É verdade que Dilma se beneficiará do ciclo de investimentos em curso e daqueles associados à Copa do Mundo e às Olimpíadas. Mas isso não lhe dará as condições de igualar ou superar os anos Lula. Corre, além disso, o risco de aventuras macroeconômicas, a julgar pelos rumores de que a política monetária será executada em sintonia com o Ministério da Fazenda, o que apontaria para um desastre. Pode não ser verdade. Palocci na Casa Civil pode bloquear o experimentalismo inconsequente. Mesmo assim, na melhor das hipóteses fica como está. E o que está não é bom, particularmente na área fiscal.
O velho Brasil desafia Dilma
O Brasil velho não esperou a nova presidente assumir. Atacou com sua velha arma: a vetusta aliança entre sindicatos poderosos e organizações empresariais mal acostumadas com o intervencionismo estatal. Sob a liderança da Força Sindical, sindicatos que representam trabalhadores do Estado de São Paulo querem que o novo governo adote medidas protecionistas para reverter o ritmo de importações. A proposta teria sido secundada pela Fiesp. Isso depois de negociações que garantiram ganhos reais de salários de 6% este ano.
Essa aliança funcionou nos tempos dos programas de substituição de importações do passado. Como se recorda, esses programas contribuíram para a industrialização do Brasil, mas de forma muito ineficiente. Criamos uma indústria pouco competitiva e oligopolizada. O controle de preços permitia o repasse de todos os seus custos, inclusive os salariais. Por isso, muitas empresas podiam conceder reajustes reais superiores aos ganhos de produtividade, os quais eram considerados nas planilhas de custos submetidas aos órgãos controladores de preços, que os aprovavam. Ganhavam as empresas e seus trabalhadores. Perdiam os consumidores e os trabalhadores de outros setores. Ao lado do descaso pela educação, esse esquema contribuiu substancialmente para os níveis de concentração de renda que ainda envergonham o Brasil.
A aliança pede também uma desvalorização cambial, como em outras épocas. Para fazê-la como solicitado, o governo teria que intervir no Banco Central, emitindo uma ordem para a baixa voluntarista da taxa de juros. Aliás, há empresários pedindo explicitamente essa medida.
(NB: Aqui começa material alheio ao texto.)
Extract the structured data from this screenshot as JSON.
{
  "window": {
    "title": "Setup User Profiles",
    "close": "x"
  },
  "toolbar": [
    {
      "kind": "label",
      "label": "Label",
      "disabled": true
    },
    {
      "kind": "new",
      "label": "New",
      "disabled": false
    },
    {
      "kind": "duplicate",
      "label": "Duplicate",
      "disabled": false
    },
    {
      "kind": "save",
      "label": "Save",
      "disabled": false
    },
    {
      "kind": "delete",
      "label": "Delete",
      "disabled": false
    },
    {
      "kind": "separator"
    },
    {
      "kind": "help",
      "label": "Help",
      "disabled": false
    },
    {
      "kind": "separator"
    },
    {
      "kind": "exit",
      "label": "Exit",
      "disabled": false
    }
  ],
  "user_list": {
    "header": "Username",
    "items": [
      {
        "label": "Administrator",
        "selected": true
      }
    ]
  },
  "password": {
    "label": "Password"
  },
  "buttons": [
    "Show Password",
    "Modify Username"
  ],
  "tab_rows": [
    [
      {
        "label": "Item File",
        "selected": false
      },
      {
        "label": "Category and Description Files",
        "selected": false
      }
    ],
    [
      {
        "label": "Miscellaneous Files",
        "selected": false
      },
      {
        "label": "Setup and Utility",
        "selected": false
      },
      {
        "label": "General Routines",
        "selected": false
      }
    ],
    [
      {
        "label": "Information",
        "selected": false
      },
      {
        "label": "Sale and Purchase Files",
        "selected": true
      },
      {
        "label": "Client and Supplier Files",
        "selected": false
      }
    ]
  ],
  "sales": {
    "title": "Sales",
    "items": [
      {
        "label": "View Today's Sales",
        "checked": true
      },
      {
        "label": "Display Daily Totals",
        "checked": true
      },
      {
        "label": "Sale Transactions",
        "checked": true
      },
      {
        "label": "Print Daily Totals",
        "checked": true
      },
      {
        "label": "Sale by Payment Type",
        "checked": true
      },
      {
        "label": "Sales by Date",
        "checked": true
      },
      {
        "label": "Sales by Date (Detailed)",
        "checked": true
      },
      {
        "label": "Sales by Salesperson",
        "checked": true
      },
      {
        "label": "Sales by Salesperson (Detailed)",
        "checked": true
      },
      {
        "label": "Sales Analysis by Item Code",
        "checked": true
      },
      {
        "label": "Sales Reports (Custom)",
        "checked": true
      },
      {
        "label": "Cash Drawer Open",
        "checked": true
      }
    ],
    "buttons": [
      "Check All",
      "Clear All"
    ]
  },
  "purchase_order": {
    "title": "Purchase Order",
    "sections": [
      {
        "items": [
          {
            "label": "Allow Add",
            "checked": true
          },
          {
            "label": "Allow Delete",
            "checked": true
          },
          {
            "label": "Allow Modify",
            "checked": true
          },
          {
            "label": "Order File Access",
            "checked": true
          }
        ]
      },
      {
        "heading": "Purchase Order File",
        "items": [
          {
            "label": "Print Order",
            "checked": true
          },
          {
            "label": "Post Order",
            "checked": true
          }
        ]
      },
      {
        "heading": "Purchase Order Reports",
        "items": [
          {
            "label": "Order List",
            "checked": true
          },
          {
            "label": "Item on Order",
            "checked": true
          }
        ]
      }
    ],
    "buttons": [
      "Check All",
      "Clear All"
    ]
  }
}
O resultado seria uma crise de confiança que teria graves efeitos inflacionários. Esse passado, do qual pensávamos estar livres, também voltaria.
Espera-se que a futura presidente possa receber conselhos melhores, que a habilitem a se fazer de surda diante do novo ataque do Brasil atrasado.
A carga tributária não vai cair. Pode subir
Quem tem esperança de ver o novo governo reduzir a carga tributária pode tirar o cavalo da chuva. O contrário pode acontecer. Basta ver as declarações da nova presidente, favoráveis à reinstituição da CPMF, e o discurso de hoje de Lula, para quem o novo ministro da Saúde deve lutar pela criação de um novo tributo para financiar a saúde. Além disso, mesmo que não haja redução das alíquotas dos tributos, a tendência é de aumento da carta tributária, por dois motivos. Primeiro, o crescimento da renda, que gera novos contribuintes do Imposto de Renda, ao mesmo tempo em que muitos mudam de faixa, isto é, passam a pagar mais. Segundo, a redução da informalidade, que reduz a evasão fiscal. Essa redução da informalidade virá do aumento da complexidade da economia e da abertura do capital das empresas, em ambos os casos dificultando a permanência na economia subterrânea.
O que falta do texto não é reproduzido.